Оживший страх - [4]

Шрифт
Интервал

Услышав мои определения, он нахмурил брови. Затем, запинаясь на каждом слове, продолжал:

– Нет, это мало что объясняет. А может быть, я просто не был настолько уверен в себе, чтобы довести собственные идеи до их крайнего выражения. Сейчас тем более сомнительно, способен ли я совершать поступки в соответствии с этими теориями…

На эту стезю его, вероятно, повлек живший в нем инстинкт неприятия убийства. Но тут же возникло сомнение: ведь на войне не только убиваешь врагов, есть опасность, что враг убьет тебя самого, – так сможет ли он в минуту, грозящую ему верной гибелью, хладнокровно и спокойно подставить себя под удар противника, как того требуют пацифизм и непротивление?

– Поэтому я и не мог безоговорочно объявить себя приверженцем этих теорий.

Может быть, в таком отчаянном положении сработает инстинкт, и он в то же мгновение убьет противника. Все будет подчинено инстинкту, разум в данном случае способен лишь на рефлексии. В юриспруденции есть понятия «уклонение от опасности» и «необходимая оборона», и, говорят, закон не считает преступником человека, который в минуту смертельной опасности сталкивает с обрыва своего соседа или, защищая себя, убивает угрожавшего ему бандита. Стало быть, если враг готовится уничтожить его, он, повинуясь инстинкту, возможно, убьет врага, и с юридической точки зрения это ему позволено. Допустим, он будет по возможности избегать подобных ситуаций, но если все же окажется в таком положении и станет действовать с расчетом на позволительность «необходимой обороны», его совесть никогда не сможет с этим примириться.

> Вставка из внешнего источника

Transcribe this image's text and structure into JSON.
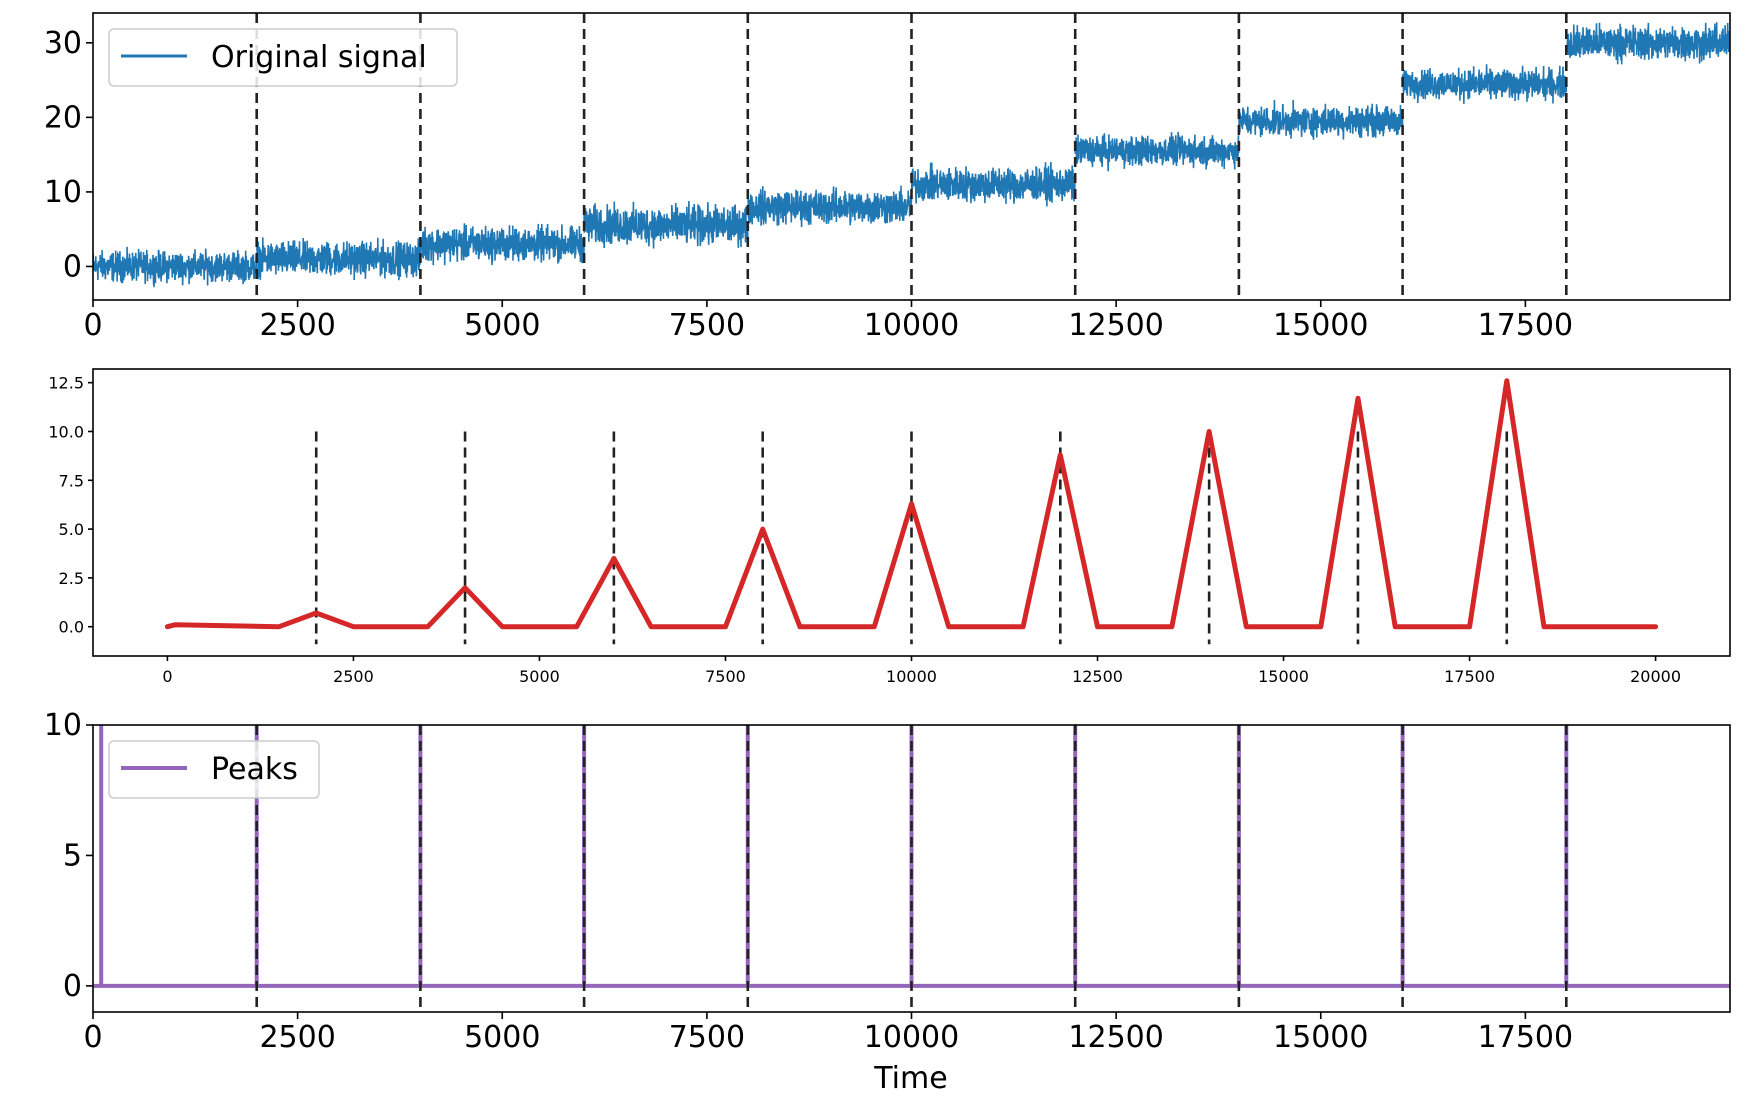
{
  "chart_data": [
    {
      "type": "line",
      "title": "",
      "xlabel": "",
      "ylabel": "",
      "xlim": [
        0,
        20000
      ],
      "ylim": [
        -4.5,
        34
      ],
      "xticks": [
        0,
        2500,
        5000,
        7500,
        10000,
        12500,
        15000,
        17500
      ],
      "xtick_labels": [
        "0",
        "2500",
        "5000",
        "7500",
        "10000",
        "12500",
        "15000",
        "17500"
      ],
      "yticks": [
        0,
        10,
        20,
        30
      ],
      "ytick_labels": [
        "0",
        "10",
        "20",
        "30"
      ],
      "legend_position": "top-left",
      "grid": false,
      "series": [
        {
          "name": "Original signal",
          "color": "#1f77b4",
          "style": "noisy step",
          "segments": [
            {
              "x_start": 0,
              "x_end": 2000,
              "level": 0,
              "noise_range": [
                -3.5,
                3.5
              ]
            },
            {
              "x_start": 2000,
              "x_end": 4000,
              "level": 1,
              "noise_range": [
                -3,
                5
              ]
            },
            {
              "x_start": 4000,
              "x_end": 6000,
              "level": 3,
              "noise_range": [
                -1,
                7
              ]
            },
            {
              "x_start": 6000,
              "x_end": 8000,
              "level": 6,
              "noise_range": [
                1,
                10
              ]
            },
            {
              "x_start": 8000,
              "x_end": 10000,
              "level": 8,
              "noise_range": [
                4,
                12
              ]
            },
            {
              "x_start": 10000,
              "x_end": 12000,
              "level": 11,
              "noise_range": [
                7,
                15
              ]
            },
            {
              "x_start": 12000,
              "x_end": 14000,
              "level": 15,
              "noise_range": [
                12,
                19
              ]
            },
            {
              "x_start": 14000,
              "x_end": 16000,
              "level": 20,
              "noise_range": [
                16,
                23
              ]
            },
            {
              "x_start": 16000,
              "x_end": 18000,
              "level": 25,
              "noise_range": [
                21,
                28
              ]
            },
            {
              "x_start": 18000,
              "x_end": 20000,
              "level": 30,
              "noise_range": [
                26,
                34
              ]
            }
          ]
        }
      ],
      "vlines": [
        2000,
        4000,
        6000,
        8000,
        10000,
        12000,
        14000,
        16000,
        18000
      ]
    },
    {
      "type": "line",
      "title": "",
      "xlabel": "",
      "ylabel": "",
      "xlim": [
        -1000,
        21000
      ],
      "ylim": [
        -1.5,
        13.2
      ],
      "xticks": [
        0,
        2500,
        5000,
        7500,
        10000,
        12500,
        15000,
        17500,
        20000
      ],
      "xtick_labels": [
        "0",
        "2500",
        "5000",
        "7500",
        "10000",
        "12500",
        "15000",
        "17500",
        "20000"
      ],
      "yticks": [
        0,
        2.5,
        5,
        7.5,
        10,
        12.5
      ],
      "ytick_labels": [
        "0.0",
        "2.5",
        "5.0",
        "7.5",
        "10.0",
        "12.5"
      ],
      "grid": false,
      "series": [
        {
          "color": "#d62728",
          "x": [
            0,
            100,
            1500,
            2000,
            2500,
            3500,
            4000,
            4500,
            5500,
            6000,
            6500,
            7500,
            8000,
            8500,
            9500,
            10000,
            10500,
            11500,
            12000,
            12500,
            13500,
            14000,
            14500,
            15500,
            16000,
            16500,
            17500,
            18000,
            18500,
            20000
          ],
          "y": [
            0,
            0.1,
            0,
            0.7,
            0,
            0,
            2.0,
            0,
            0,
            3.5,
            0,
            0,
            5.0,
            0,
            0,
            6.3,
            0,
            0,
            8.8,
            0,
            0,
            10.0,
            0,
            0,
            11.7,
            0,
            0,
            12.6,
            0,
            0
          ]
        }
      ],
      "vlines": [
        {
          "x": 2000,
          "ymax": 10
        },
        {
          "x": 4000,
          "ymax": 10
        },
        {
          "x": 6000,
          "ymax": 10
        },
        {
          "x": 8000,
          "ymax": 10
        },
        {
          "x": 10000,
          "ymax": 10
        },
        {
          "x": 12000,
          "ymax": 10
        },
        {
          "x": 14000,
          "ymax": 10
        },
        {
          "x": 16000,
          "ymax": 10
        },
        {
          "x": 18000,
          "ymax": 10
        }
      ]
    },
    {
      "type": "line",
      "title": "",
      "xlabel": "Time",
      "ylabel": "",
      "xlim": [
        0,
        20000
      ],
      "ylim": [
        -1,
        10
      ],
      "xticks": [
        0,
        2500,
        5000,
        7500,
        10000,
        12500,
        15000,
        17500
      ],
      "xtick_labels": [
        "0",
        "2500",
        "5000",
        "7500",
        "10000",
        "12500",
        "15000",
        "17500"
      ],
      "yticks": [
        0,
        5,
        10
      ],
      "ytick_labels": [
        "0",
        "5",
        "10"
      ],
      "legend_position": "top-left",
      "grid": false,
      "series": [
        {
          "name": "Peaks",
          "color": "#9467bd",
          "spikes_x": [
            100,
            2000,
            4000,
            6000,
            8000,
            10000,
            12000,
            14000,
            16000,
            18000
          ],
          "spike_height": 10,
          "baseline": 0
        }
      ],
      "vlines": [
        2000,
        4000,
        6000,
        8000,
        10000,
        12000,
        14000,
        16000,
        18000
      ]
    }
  ]
}
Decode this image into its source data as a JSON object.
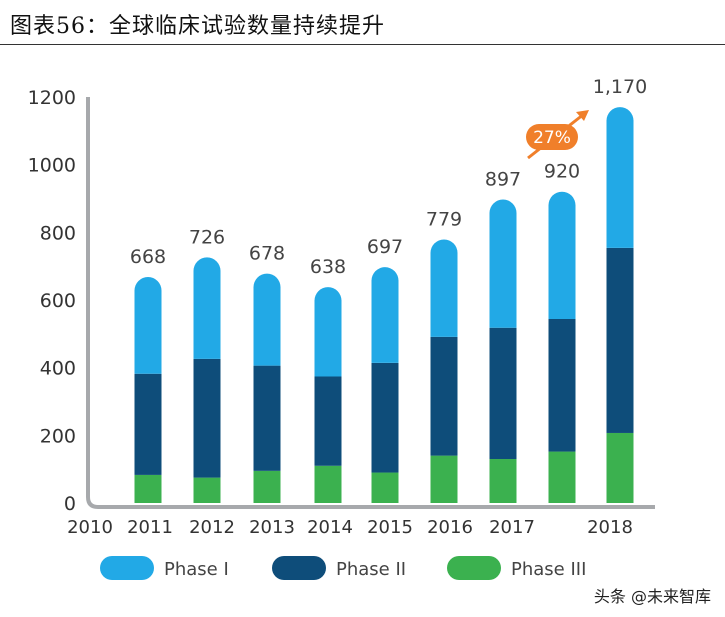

Однако, как я уже говорил, в душе его, видно, жило инстинктивное отвращение к убийству. Он предчувствовал, что любой поступок вопреки этому отвращению начисто разрушит его личность. И если бы он оформил свое предчувствие в сознательную мысль, это, наверно, привело бы его к тому, что я теперь назвал «пацифизмом чистой воды» и «непротивленчеством». Сам он был с этим согласен и задавался вопросом: в какой мере это развитие было возможйо в действительности?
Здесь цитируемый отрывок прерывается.